- USD/IDR struggles to extend losses despite breaking seven-month-old support line as traders await Bank Indonesia (BI) Rate decision.
- 200-DMA, oversold RSI conditions also challenge bears around multi-day low.
- Buyers remain off the table unless rising back beyond 100-DMA.
- BI is expected to end the rate-hike cycle with 0.25% lift in benchmark interest rate.
USD/IDR bears pressure on the key moving average as the key awaits the Bank Indonesia (BI) Rate decision during early Thursday. In doing so, the Indonesia Rupiah (IDR) extends the retreat from seven-month-old previous support to $15,100 by the press time.
That said, the BI is up for the final blow in the fight again inflation as market forecasts suggest the last 0.25% rate hike before the end of monetary policy contraction, at least for now.

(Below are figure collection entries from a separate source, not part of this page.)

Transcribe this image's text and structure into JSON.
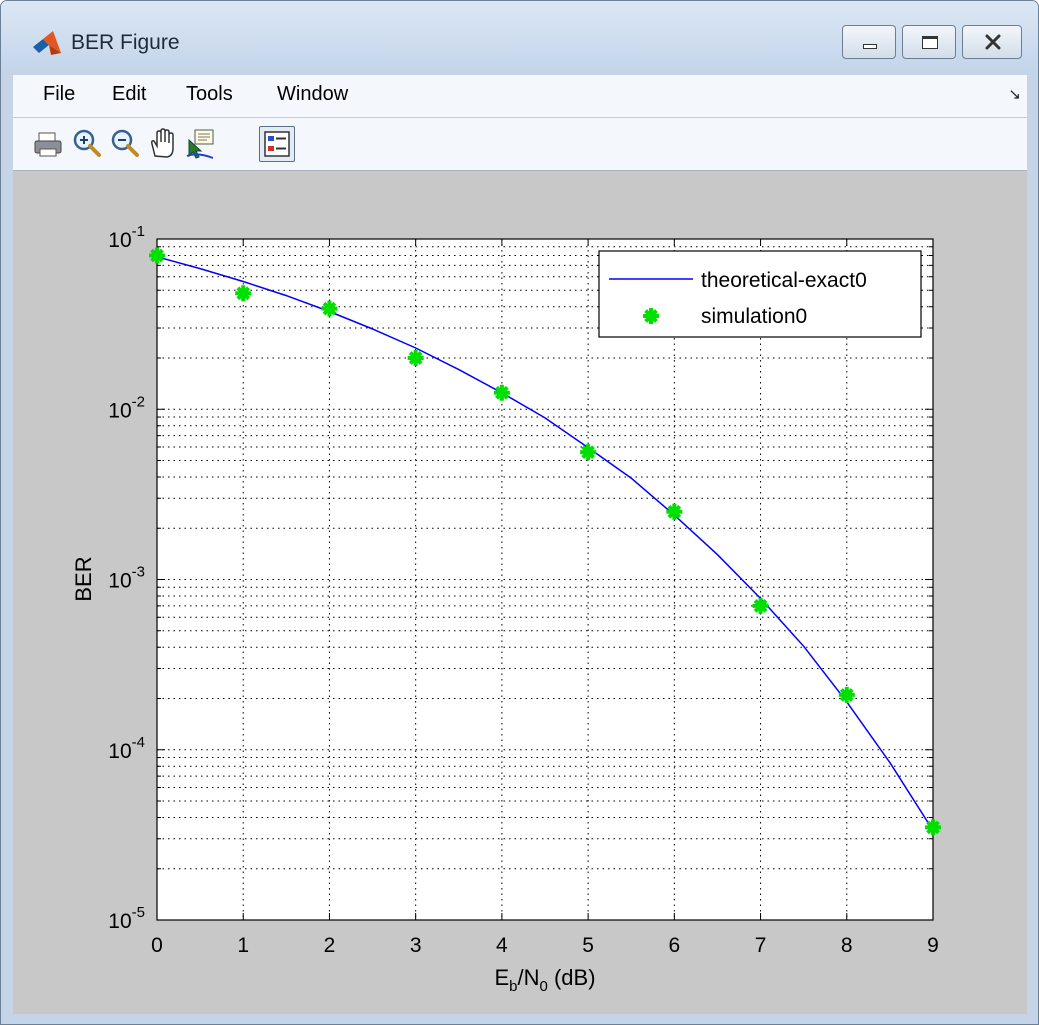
{
  "window": {
    "title": "BER Figure"
  },
  "menu": {
    "items": [
      "File",
      "Edit",
      "Tools",
      "Window"
    ]
  },
  "toolbar": {
    "tools": [
      "print-icon",
      "zoom-in-icon",
      "zoom-out-icon",
      "pan-icon",
      "data-cursor-icon",
      "legend-icon"
    ]
  },
  "chart_data": {
    "type": "line",
    "xlabel_main": "E",
    "xlabel_sub1": "b",
    "xlabel_mid": "/N",
    "xlabel_sub2": "0",
    "xlabel_tail": " (dB)",
    "ylabel": "BER",
    "xlim": [
      0,
      9
    ],
    "ylim": [
      1e-05,
      0.1
    ],
    "yscale": "log",
    "grid": true,
    "legend_position": "top-right",
    "x_ticks": [
      "0",
      "1",
      "2",
      "3",
      "4",
      "5",
      "6",
      "7",
      "8",
      "9"
    ],
    "y_ticks": [
      {
        "base": "10",
        "exp": "-1",
        "value": 0.1
      },
      {
        "base": "10",
        "exp": "-2",
        "value": 0.01
      },
      {
        "base": "10",
        "exp": "-3",
        "value": 0.001
      },
      {
        "base": "10",
        "exp": "-4",
        "value": 0.0001
      },
      {
        "base": "10",
        "exp": "-5",
        "value": 1e-05
      }
    ],
    "series": [
      {
        "name": "theoretical-exact0",
        "color": "#0000ff",
        "marker": "none",
        "x": [
          0,
          0.5,
          1,
          1.5,
          2,
          2.5,
          3,
          3.5,
          4,
          4.5,
          5,
          5.5,
          6,
          6.5,
          7,
          7.5,
          8,
          8.5,
          9
        ],
        "y": [
          0.0786,
          0.067,
          0.0563,
          0.0465,
          0.0375,
          0.0296,
          0.0229,
          0.0171,
          0.0125,
          0.00889,
          0.00595,
          0.00394,
          0.00239,
          0.0014,
          0.000773,
          0.000405,
          0.000191,
          8.41e-05,
          3.36e-05
        ]
      },
      {
        "name": "simulation0",
        "color": "#00e000",
        "marker": "star",
        "x": [
          0,
          1,
          2,
          3,
          4,
          5,
          6,
          7,
          8,
          9
        ],
        "y": [
          0.08,
          0.048,
          0.039,
          0.02,
          0.0125,
          0.0056,
          0.0025,
          0.0007,
          0.00021,
          3.5e-05
        ]
      }
    ]
  }
}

Bank Indonesia will deliver another 25 basis points interest rate hike on Thursday as it tries to bring inflation under control without having a big impact on economic growth, a Reuters poll of economists forecast.
On the technical front, the quote’s sustained weakness below an upward-sloping trend line from early June 2022 joins the bearish MACD signals to keep the USD/IDR sellers hopeful.
However, the oversold RSI conditions join the 200-DMA, around $15,100 by the press time, to challenge the bears.
Should the quote drops below $15,100, the August 2022 peak surrounding $14,980 and the 61.8% Fibonacci retracement level of the USD/IDR pair’s June-November upside, near $14,910, could challenge the pair sellers.
On the flip side, a daily closing beyond the support-turned-resistance line, close to $15,200 by the press time, appears necessary to recall the USD/IDR bulls.
Even so, the early December swing low near $15,290 and the 100-DMA level around $15,420, could test the upside momentum.